Making things for Makers

When someone commissions a hand-painted charm , it’s not just about the end product. It’s about the creative inspiration, specifically, what a person sends me to paint that starts the process.
Recently, a customer asked me to turn a book cover into a miniature charm. A quick search told me the book was a buzzy new novel called Play Nice, by a bestselling author known for dark humor and haunted houses. After reaching out to confirm the order details, I learned the charm was a gift for the author. A thank-you, a celebration, a wearable nod to the world she wrote.

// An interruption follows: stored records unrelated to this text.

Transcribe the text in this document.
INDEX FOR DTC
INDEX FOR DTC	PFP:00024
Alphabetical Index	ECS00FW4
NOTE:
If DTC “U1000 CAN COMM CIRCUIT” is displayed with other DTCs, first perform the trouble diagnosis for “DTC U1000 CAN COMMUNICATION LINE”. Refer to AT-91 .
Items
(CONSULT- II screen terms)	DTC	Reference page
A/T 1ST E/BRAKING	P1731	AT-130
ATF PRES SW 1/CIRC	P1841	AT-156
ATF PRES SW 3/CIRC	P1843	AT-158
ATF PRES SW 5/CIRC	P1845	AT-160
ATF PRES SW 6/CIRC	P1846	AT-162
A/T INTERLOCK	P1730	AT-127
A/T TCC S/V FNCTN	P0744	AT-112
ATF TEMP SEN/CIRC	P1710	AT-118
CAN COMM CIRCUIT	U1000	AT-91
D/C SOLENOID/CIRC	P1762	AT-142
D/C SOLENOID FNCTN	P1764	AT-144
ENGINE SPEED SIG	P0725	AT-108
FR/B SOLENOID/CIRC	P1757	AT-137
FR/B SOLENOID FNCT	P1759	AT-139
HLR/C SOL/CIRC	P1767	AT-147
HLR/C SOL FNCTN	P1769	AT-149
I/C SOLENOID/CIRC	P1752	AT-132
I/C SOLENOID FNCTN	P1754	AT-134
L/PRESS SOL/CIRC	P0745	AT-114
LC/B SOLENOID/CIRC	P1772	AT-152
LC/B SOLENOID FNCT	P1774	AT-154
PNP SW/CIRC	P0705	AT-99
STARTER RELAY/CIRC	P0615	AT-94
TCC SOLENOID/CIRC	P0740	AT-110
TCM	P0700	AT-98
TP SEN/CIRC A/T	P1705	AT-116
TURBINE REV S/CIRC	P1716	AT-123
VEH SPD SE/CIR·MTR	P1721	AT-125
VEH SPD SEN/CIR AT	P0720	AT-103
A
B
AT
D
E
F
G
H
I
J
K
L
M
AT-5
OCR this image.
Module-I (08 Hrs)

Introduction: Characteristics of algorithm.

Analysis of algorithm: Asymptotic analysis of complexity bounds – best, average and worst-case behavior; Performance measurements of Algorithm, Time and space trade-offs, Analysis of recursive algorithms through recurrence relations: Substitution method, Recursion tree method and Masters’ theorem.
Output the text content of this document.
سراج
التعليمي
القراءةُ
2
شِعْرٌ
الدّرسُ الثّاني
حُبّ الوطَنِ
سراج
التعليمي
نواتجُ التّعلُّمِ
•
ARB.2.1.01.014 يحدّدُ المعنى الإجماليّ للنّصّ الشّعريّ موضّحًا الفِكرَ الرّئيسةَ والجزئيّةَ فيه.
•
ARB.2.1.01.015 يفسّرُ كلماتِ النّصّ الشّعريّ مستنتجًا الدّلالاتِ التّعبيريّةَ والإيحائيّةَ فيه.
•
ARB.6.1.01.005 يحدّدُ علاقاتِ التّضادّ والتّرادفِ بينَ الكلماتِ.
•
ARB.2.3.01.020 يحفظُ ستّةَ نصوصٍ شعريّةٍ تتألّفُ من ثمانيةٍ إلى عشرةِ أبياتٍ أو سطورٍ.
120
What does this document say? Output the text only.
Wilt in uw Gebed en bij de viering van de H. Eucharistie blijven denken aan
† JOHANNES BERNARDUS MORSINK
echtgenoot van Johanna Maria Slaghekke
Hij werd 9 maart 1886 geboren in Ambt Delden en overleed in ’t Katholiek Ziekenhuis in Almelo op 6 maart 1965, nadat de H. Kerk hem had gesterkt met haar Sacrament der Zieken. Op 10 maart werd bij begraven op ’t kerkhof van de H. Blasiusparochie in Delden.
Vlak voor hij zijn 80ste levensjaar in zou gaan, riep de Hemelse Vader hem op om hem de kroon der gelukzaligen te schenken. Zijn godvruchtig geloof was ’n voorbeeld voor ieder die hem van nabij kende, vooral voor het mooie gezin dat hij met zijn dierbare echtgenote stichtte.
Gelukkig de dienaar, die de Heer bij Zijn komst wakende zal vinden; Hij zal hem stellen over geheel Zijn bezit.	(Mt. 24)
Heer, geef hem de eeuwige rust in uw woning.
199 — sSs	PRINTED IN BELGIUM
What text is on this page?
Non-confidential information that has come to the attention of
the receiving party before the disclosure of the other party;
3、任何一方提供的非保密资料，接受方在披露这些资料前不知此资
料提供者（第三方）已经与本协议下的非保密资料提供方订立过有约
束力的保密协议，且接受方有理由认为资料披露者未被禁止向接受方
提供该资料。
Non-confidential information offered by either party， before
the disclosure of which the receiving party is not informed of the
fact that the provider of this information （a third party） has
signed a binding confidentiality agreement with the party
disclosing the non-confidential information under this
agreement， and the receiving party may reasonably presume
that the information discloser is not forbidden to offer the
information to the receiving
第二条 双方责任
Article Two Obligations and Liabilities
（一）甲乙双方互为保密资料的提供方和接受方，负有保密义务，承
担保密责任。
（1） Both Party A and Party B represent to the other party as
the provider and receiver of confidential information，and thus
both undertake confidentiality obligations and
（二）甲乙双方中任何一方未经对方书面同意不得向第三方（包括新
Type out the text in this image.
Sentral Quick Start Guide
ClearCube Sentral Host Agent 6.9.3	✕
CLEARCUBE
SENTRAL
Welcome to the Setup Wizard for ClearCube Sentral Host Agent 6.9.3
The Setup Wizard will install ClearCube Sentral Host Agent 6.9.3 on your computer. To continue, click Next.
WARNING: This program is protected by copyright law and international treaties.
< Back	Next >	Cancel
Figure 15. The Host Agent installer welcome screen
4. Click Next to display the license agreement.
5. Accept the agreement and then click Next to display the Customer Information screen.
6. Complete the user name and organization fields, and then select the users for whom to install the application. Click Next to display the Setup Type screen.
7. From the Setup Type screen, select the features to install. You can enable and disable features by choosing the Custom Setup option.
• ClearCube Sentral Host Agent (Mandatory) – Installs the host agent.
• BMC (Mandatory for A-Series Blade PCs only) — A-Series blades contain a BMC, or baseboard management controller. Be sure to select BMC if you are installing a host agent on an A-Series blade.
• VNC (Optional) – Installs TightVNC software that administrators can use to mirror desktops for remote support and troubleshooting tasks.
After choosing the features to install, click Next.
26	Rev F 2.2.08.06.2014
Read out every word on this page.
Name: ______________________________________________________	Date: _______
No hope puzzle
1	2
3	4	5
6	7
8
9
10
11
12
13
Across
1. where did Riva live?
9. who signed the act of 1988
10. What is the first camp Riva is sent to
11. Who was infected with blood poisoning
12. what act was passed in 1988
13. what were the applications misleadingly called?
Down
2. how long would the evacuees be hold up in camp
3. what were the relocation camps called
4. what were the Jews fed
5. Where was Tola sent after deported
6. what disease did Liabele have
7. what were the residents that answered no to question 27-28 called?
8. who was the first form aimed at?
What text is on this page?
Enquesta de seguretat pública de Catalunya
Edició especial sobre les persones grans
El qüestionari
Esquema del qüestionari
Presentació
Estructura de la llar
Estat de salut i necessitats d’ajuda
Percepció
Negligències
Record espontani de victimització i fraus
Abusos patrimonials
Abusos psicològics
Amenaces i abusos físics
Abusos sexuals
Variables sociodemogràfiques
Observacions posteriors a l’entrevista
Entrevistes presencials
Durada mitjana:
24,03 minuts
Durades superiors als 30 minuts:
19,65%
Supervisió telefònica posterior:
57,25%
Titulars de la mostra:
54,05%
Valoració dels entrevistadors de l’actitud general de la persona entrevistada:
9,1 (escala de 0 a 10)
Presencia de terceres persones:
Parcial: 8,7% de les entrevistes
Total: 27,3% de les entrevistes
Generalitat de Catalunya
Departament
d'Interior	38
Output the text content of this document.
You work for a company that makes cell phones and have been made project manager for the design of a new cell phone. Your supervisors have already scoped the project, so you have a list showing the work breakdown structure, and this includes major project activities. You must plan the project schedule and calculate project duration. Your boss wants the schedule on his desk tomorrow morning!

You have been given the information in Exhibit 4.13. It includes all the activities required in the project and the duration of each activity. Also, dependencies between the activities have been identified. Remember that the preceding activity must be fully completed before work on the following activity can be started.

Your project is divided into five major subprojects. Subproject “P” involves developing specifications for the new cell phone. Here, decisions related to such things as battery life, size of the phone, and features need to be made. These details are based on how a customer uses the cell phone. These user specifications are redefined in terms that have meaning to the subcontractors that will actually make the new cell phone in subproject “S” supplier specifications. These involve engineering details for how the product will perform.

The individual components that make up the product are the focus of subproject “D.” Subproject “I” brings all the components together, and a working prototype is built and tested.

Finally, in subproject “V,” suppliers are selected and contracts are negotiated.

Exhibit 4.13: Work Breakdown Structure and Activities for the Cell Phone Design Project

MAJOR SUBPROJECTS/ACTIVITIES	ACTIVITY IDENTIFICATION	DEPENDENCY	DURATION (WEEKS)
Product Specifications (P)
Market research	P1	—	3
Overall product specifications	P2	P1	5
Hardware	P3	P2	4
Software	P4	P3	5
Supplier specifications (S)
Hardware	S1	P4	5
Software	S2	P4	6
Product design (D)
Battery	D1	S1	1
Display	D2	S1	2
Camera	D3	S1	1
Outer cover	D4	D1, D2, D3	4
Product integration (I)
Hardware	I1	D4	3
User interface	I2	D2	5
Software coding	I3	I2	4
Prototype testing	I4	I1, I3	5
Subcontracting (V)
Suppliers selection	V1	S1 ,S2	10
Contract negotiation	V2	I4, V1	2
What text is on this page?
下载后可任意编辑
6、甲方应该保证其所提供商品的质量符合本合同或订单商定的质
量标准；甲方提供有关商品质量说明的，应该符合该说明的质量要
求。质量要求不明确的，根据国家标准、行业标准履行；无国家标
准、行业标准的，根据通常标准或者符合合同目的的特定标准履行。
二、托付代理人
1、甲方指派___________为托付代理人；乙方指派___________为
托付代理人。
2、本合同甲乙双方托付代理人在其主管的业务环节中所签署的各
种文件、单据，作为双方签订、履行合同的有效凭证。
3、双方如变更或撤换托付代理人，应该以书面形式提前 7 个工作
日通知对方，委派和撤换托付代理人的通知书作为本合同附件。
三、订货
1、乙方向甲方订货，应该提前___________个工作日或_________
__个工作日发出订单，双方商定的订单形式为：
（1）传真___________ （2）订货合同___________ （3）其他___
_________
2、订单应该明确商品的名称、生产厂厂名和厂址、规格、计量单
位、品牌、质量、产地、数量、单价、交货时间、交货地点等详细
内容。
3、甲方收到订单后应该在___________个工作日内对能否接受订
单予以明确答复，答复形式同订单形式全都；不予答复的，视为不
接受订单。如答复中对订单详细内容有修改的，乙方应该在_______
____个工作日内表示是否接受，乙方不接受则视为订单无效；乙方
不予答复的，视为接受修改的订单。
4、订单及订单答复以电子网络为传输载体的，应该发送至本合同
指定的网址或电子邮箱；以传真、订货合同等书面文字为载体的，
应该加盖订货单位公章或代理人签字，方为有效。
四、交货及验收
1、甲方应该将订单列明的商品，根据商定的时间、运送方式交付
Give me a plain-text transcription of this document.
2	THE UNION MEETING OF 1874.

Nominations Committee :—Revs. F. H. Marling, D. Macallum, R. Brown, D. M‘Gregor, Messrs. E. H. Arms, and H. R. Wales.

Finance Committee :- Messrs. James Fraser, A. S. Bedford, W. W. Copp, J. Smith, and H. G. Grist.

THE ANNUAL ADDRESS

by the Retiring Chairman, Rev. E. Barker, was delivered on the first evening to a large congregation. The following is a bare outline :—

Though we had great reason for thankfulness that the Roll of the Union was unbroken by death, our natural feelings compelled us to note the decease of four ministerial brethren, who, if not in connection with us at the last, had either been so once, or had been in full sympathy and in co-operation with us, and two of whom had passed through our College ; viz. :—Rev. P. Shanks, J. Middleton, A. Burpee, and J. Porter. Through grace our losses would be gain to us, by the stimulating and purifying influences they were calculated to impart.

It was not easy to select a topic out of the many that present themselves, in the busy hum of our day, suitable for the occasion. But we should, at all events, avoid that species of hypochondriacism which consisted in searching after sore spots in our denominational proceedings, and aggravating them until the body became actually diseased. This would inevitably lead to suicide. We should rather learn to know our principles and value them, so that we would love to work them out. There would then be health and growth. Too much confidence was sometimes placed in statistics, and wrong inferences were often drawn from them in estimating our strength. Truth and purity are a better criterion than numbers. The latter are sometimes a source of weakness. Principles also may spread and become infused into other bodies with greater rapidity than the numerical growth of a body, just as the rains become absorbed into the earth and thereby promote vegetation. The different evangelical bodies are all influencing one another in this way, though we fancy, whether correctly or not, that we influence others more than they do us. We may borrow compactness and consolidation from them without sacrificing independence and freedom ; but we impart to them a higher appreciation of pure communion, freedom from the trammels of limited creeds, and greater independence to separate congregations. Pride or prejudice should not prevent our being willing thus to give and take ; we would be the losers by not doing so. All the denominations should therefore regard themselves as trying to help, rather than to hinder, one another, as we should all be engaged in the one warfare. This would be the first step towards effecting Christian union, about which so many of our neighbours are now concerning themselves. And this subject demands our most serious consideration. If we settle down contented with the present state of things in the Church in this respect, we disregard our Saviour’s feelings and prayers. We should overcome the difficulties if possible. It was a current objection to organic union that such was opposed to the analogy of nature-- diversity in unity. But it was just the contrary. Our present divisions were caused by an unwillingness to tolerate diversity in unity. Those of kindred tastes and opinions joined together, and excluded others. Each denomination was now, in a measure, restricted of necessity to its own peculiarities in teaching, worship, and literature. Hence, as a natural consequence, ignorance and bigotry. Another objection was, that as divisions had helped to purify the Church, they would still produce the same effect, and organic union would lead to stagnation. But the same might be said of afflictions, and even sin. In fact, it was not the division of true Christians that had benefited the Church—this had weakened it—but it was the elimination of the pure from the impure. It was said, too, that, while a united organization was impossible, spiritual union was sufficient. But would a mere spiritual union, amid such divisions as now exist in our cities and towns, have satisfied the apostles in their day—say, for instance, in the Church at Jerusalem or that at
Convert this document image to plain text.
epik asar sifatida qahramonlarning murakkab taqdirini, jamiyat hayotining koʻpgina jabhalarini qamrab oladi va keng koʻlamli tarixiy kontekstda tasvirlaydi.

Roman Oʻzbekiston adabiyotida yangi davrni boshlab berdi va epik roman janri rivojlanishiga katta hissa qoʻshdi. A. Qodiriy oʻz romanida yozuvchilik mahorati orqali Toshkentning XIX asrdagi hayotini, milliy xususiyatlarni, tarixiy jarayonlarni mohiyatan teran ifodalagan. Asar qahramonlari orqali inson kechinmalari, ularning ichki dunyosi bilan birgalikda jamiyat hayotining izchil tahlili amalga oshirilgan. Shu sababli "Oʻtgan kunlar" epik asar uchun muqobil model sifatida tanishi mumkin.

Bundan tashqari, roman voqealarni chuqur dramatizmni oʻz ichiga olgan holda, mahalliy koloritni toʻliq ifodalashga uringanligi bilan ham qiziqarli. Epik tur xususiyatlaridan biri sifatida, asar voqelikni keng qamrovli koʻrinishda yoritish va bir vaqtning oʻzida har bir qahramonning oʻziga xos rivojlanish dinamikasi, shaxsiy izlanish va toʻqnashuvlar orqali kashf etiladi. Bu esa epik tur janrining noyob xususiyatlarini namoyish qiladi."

So I sat down at my desk, pulled up the audiobook, and started painting with the tiny brushes. It felt right to reciprocate the appreciation of another maker's work by listening. I wasn’t thinking about making content or how it would photograph. I was just trying to get it right and make something worthy of the person who dreamed up the haunted house in the first place.
There’s a kind of electricity in that. One maker honoring another’s work. It cuts through the noise and brings it back to the core impulse: make something honest, for someone who’ll get it.
That’s what I needed. Custom orders have been quiet. The algorithm doesn’t care about hand-painted anything. But this job reminded me that the work matters. Especially when it’s part of a creative loop.
So if you’re building something weird, writing something personal, putting anything out into the world — we see each other. And if I can make a charm about it, all the better to commemorate the dang thing!